Théodore Verstraete (1850–1907)
La viellée (The Vigil), 1888
Oil on canvas
McMullen Museum of Art, Boston College, Gift of Charles Hack and the Hearn Family Trust

Jeffery Howe
Professor Emeritus, Art History

Verstraete studied at the Royal Academy of Fine Arts in Antwerp, but he abandoned his academic training to paint directly from nature in the open air. Verstraete even built a mobile studio in order to paint landscapes on site. A founding member of dissident artist groups, Les XX in Brussels and the Cercle des XIII in Antwerp, he painted realist scenes of the rural poor. This darkly impressionistic landscape shows figures dressed in black trudging through the snow to keep vigil in a neighbor’s house. The delicate snowflakes contrast with the stolid figures in their dark clothing.

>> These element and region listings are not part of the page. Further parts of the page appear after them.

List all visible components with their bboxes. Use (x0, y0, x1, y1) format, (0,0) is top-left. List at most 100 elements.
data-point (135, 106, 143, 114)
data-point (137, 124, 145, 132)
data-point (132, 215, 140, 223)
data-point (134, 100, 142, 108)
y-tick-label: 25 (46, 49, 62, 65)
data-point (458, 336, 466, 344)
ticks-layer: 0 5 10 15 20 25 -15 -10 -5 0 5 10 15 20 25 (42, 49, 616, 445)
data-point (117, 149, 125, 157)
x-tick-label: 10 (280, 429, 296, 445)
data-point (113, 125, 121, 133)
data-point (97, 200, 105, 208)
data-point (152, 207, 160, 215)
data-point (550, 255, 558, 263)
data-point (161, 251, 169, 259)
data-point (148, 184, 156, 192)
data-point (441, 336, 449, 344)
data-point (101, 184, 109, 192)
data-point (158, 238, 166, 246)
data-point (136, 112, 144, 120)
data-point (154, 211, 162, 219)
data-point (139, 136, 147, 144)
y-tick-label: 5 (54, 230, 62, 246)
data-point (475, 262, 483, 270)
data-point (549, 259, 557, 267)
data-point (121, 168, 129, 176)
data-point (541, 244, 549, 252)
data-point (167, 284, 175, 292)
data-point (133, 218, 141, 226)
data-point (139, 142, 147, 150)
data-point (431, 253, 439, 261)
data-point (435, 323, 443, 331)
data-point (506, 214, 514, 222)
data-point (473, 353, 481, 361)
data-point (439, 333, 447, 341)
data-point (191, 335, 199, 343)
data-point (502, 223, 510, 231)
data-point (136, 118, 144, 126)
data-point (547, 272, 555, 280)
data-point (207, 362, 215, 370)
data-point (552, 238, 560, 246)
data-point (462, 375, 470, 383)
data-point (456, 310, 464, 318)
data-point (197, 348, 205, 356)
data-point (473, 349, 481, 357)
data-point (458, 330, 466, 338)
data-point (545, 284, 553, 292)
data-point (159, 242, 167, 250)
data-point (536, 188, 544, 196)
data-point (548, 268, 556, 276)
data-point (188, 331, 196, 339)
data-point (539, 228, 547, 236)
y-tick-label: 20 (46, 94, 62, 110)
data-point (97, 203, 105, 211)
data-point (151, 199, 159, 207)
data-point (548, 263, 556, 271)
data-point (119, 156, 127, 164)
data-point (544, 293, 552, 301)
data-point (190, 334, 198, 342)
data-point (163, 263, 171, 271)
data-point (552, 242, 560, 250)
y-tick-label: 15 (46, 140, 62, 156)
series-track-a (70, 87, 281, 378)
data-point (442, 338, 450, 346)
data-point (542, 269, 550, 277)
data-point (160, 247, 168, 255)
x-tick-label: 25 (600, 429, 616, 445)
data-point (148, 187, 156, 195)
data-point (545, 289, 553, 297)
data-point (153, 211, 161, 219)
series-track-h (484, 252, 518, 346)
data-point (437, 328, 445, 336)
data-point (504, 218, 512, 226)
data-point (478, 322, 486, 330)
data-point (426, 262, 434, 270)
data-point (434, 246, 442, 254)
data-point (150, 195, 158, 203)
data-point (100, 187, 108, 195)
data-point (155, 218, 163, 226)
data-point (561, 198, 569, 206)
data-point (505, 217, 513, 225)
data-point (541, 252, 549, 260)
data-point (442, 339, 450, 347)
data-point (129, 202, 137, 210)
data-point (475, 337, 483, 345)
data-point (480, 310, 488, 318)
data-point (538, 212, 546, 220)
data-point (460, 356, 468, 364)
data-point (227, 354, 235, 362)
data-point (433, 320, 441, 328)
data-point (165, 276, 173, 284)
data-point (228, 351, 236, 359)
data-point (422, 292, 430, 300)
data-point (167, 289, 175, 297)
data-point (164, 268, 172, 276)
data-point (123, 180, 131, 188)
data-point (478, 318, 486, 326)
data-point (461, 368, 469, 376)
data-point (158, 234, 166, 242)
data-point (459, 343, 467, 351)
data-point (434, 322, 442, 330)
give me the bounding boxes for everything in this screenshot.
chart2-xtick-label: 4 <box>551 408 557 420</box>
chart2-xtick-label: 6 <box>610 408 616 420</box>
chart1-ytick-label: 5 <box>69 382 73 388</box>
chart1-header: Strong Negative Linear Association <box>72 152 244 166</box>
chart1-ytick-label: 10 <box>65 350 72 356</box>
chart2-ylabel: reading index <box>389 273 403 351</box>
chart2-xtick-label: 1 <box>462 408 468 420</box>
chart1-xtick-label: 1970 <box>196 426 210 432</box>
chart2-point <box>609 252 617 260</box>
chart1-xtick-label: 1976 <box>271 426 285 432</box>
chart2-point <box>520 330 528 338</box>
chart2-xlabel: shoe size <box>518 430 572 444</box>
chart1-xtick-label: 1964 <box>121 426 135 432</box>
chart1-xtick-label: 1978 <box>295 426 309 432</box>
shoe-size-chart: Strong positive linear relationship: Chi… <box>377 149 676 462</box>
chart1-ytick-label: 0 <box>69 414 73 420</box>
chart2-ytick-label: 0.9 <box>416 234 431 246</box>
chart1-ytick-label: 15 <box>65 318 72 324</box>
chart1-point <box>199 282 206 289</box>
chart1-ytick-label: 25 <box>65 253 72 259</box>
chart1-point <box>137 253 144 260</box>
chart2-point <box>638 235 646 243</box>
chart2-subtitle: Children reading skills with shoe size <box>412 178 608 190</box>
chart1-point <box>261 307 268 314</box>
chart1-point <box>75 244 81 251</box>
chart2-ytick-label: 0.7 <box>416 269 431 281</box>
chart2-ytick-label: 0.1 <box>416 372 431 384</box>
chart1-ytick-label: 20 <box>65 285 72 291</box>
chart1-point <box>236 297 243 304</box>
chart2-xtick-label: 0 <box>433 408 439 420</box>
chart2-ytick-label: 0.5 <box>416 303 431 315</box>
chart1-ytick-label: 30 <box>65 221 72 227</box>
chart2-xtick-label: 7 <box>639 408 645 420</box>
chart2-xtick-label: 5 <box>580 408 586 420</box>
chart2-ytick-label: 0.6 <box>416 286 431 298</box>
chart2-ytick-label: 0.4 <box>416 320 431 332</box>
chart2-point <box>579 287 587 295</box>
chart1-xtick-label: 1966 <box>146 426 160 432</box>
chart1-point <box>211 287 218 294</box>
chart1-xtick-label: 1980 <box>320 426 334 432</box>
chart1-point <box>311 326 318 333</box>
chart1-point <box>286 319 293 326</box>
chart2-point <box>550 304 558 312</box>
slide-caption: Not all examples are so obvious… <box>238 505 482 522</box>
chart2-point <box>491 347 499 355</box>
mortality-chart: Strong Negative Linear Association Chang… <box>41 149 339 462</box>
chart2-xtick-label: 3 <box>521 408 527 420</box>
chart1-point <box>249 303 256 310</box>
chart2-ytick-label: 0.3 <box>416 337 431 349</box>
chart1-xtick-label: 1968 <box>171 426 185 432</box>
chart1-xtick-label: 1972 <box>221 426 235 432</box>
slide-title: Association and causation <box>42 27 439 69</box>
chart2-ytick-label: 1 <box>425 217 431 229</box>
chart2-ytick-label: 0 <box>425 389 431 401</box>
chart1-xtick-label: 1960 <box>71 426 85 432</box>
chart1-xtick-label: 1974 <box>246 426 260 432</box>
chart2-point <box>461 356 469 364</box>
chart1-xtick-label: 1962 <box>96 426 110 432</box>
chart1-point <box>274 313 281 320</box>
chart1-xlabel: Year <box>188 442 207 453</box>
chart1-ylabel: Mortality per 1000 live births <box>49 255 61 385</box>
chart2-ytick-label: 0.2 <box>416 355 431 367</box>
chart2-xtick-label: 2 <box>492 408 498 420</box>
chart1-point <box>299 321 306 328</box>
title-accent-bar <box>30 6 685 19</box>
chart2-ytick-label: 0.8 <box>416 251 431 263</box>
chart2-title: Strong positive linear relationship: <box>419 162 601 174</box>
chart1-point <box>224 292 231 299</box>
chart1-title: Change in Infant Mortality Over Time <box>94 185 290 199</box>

His fellow artist, Fernand Khnopff, writing in the Studio in 1897, suggested a spiritual dimension to these scenes of everyday life and the Belgian landscape: “Verstraete has treated landscape not from the colourist’s point of view alone. He has grasped and recorded the spirit of the soil in its subtlest aspects and in his most characteristic manner, and with all possible delicacy and intensity of feeling revealed the close connection between Man and the Earth he inhabits.”